Post
Topic
Board Speculation
Merits 1 from 1 user
Re: Buy the DIP, and HODL!
by
Sticky Bomb
on 09/01/2025, 10:01:25 UTC
⭐ Merited by JayJuanGee (1)
Different people have different strategies in terms of investment and everybody have a particular strategy that work for them.
Buying Bitcoin by DCA does not necessary mean that the investor have limited capital, most people that buy Bitcoin by DCA still have the capital for lump sum but one of the reason why some people prefer DCA to lump sum is that some people see lump sum as a method that is risky because of the volatile nature of Bitcoin which they cannot possible tell what the price may be in the future. So to avoid any uncertainty in regard to dip they see DCA as precautionary way of buying Bitcoin than lump sum which requires buying Bitcoin at once with the capital at hand without considering whether the price will dip or not.

Buddy yea people decide to chose whatever strategy they are comfortable with but in all many people still prefer DCA method no doubt, I don't understand what you mean by lump sum being risky because of volatility, mate volatility is Bitcoin thing and I believe that an interested and a ready investor that understand the concept of Bitcoin will not want to buy with a lump sum amount just because of volatility I don't think you're right in this one, even though such person decide not but in lump sum does that stop volatility, volatility favour both upsurge and dip but that wouldn't deter anyone from buying in a lump sum if they have the lump sum amount ready at anytime.

-snip-

Quite agree with what you said that people who do not choose to invest with a lump sum are not because of the volatility of the bitcoin price, but it could be more about him choosing to play it safe and less stressed by doing DCA. It's like someone who is new to Bitcoin and only has basic knowledge, but he wants to jump into Bitcoin investment, he chooses to do DCA more to invest gradually either daily or weekly, it's like testing the waters before fully committing or involving his money completely in Bitcoin, and while seeing how his risk tolerance is on that.
It is quite fine and normal to engage with caution at the beginning of your involvement in Bitcoin until you're fully convinced that it's a good investment, I did it myself and learned over time of it's credibility.

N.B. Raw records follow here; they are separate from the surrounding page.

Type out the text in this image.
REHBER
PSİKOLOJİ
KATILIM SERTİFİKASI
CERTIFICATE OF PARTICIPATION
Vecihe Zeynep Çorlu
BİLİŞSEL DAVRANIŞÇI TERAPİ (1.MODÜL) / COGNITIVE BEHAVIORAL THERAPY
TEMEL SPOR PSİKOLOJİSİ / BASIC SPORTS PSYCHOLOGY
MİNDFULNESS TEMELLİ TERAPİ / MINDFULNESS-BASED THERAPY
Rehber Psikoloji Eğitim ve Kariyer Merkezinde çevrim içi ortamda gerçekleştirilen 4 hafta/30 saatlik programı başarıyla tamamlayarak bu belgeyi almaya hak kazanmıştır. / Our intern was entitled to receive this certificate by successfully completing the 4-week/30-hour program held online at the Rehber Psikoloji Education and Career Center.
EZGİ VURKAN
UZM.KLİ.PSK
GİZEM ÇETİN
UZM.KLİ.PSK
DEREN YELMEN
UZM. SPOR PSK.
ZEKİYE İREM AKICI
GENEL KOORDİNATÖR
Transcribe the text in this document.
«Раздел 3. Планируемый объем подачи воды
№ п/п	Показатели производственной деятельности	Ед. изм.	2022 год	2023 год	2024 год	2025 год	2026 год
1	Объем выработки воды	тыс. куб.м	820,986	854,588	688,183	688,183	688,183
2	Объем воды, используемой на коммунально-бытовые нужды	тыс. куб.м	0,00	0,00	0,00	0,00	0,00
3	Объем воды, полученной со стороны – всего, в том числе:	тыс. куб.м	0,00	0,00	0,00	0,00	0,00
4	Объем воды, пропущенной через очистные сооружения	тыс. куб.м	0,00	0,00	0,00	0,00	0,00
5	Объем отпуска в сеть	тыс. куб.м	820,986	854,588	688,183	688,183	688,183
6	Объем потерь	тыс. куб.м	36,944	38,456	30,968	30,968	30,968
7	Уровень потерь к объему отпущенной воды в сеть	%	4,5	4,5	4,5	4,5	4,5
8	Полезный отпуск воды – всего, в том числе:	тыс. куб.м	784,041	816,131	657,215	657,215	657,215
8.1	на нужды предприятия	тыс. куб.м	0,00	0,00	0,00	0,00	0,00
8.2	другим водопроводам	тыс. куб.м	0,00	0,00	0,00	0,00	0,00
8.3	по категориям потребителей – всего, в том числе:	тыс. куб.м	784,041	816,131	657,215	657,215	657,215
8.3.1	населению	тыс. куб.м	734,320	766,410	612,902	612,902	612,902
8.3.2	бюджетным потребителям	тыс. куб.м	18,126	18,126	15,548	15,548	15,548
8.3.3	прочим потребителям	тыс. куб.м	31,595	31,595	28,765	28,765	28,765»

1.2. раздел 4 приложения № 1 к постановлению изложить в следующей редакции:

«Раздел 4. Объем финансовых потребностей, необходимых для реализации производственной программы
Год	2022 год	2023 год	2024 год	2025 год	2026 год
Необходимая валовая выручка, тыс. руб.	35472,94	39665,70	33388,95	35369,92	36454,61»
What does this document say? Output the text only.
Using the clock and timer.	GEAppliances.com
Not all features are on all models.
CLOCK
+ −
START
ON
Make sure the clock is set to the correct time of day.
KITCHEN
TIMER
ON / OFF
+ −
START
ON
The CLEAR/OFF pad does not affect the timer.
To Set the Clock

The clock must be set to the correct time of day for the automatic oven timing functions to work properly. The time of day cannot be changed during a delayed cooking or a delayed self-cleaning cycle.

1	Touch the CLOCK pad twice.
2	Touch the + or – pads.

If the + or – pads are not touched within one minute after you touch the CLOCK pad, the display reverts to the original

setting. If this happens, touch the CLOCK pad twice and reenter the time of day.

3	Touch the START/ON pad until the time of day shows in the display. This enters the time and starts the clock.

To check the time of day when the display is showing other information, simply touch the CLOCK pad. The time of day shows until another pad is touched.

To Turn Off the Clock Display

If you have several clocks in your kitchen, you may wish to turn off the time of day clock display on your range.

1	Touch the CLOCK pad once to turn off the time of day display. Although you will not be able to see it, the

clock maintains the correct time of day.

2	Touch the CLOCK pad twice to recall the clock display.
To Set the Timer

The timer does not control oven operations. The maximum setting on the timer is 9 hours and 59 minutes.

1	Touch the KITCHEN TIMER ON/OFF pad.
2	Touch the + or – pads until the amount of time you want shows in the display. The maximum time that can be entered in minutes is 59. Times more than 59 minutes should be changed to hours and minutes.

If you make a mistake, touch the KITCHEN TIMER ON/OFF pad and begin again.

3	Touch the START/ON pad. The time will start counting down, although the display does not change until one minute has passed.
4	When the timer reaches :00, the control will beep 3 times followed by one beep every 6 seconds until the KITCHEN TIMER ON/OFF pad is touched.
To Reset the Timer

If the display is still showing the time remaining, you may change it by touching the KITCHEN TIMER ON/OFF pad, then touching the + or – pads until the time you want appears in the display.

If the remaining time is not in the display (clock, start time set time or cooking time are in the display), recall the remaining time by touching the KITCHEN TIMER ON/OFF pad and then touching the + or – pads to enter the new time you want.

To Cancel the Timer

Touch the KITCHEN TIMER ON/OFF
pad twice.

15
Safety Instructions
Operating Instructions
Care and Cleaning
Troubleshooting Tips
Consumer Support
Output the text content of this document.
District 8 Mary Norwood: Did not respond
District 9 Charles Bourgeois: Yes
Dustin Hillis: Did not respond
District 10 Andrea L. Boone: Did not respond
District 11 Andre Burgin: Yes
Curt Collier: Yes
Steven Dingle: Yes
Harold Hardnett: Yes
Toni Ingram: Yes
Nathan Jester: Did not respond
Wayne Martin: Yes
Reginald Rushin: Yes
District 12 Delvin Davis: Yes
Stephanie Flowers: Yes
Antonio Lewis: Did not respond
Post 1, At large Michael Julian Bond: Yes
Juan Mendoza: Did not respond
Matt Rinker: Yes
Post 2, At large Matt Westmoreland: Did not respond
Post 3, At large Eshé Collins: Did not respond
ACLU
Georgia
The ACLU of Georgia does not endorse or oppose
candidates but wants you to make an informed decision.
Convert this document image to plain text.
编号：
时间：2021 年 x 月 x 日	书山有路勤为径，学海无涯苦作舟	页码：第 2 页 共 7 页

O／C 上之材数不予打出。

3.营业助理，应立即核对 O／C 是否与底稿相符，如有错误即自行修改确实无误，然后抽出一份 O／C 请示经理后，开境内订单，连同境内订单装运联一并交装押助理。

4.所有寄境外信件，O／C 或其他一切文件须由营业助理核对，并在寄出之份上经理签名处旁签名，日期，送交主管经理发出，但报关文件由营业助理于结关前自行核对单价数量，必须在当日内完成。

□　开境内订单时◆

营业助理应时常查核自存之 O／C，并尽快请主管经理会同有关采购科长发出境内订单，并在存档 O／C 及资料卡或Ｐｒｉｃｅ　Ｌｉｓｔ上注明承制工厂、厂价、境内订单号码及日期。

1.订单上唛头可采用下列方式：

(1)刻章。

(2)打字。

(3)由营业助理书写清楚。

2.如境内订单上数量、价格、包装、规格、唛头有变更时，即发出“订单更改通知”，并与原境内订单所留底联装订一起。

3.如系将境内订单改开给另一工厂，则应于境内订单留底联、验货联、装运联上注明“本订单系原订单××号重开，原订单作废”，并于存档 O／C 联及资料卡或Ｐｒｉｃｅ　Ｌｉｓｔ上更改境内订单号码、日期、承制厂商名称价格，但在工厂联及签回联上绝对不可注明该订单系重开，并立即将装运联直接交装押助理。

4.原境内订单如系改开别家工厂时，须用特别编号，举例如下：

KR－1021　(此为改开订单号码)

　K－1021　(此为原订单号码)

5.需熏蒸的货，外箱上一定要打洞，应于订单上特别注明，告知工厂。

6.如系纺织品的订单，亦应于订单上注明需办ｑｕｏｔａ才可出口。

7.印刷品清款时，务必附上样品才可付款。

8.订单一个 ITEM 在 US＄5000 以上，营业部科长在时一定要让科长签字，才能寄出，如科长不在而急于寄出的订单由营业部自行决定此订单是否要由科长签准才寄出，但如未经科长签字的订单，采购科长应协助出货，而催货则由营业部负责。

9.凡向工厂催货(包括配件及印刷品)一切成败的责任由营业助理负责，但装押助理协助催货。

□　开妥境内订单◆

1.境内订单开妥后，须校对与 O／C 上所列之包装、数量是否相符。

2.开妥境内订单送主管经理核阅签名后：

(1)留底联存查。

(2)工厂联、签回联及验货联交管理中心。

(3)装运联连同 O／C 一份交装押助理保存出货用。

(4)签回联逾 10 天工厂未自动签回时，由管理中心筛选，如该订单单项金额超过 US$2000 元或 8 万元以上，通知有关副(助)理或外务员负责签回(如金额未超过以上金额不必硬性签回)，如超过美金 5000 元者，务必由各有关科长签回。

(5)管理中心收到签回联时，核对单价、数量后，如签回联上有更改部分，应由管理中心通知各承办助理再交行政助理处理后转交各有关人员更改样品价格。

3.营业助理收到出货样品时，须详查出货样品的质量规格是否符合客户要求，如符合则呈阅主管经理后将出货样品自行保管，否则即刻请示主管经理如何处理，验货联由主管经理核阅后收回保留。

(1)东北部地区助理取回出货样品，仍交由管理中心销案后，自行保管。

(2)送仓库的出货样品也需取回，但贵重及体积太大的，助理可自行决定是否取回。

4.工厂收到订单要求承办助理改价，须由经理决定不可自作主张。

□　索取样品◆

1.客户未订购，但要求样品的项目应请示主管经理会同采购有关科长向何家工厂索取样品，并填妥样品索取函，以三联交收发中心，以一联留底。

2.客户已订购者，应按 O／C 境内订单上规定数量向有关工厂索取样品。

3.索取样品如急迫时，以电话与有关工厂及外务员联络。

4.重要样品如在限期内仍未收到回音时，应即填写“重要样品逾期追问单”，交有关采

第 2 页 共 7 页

No one comes into Bitcoin as a newbie figuring it all out, but we get better in our knowledge of Bitcoin over time as we remain consistent.

The greatest error is to do nothing and just observe. You get nothing from doing nothing and you don't get better at something too if you aren't action mined. Potential investors who have discretionary income available, but refuse to get involved in Bitcoin end up in regrets as Bitcoin price heightens. The best thing is to start small and the more you learn and get convinced, the bigger your commitments to accumulating Bitcoin more aggressively until you acquire a decent stash of Bitcoin.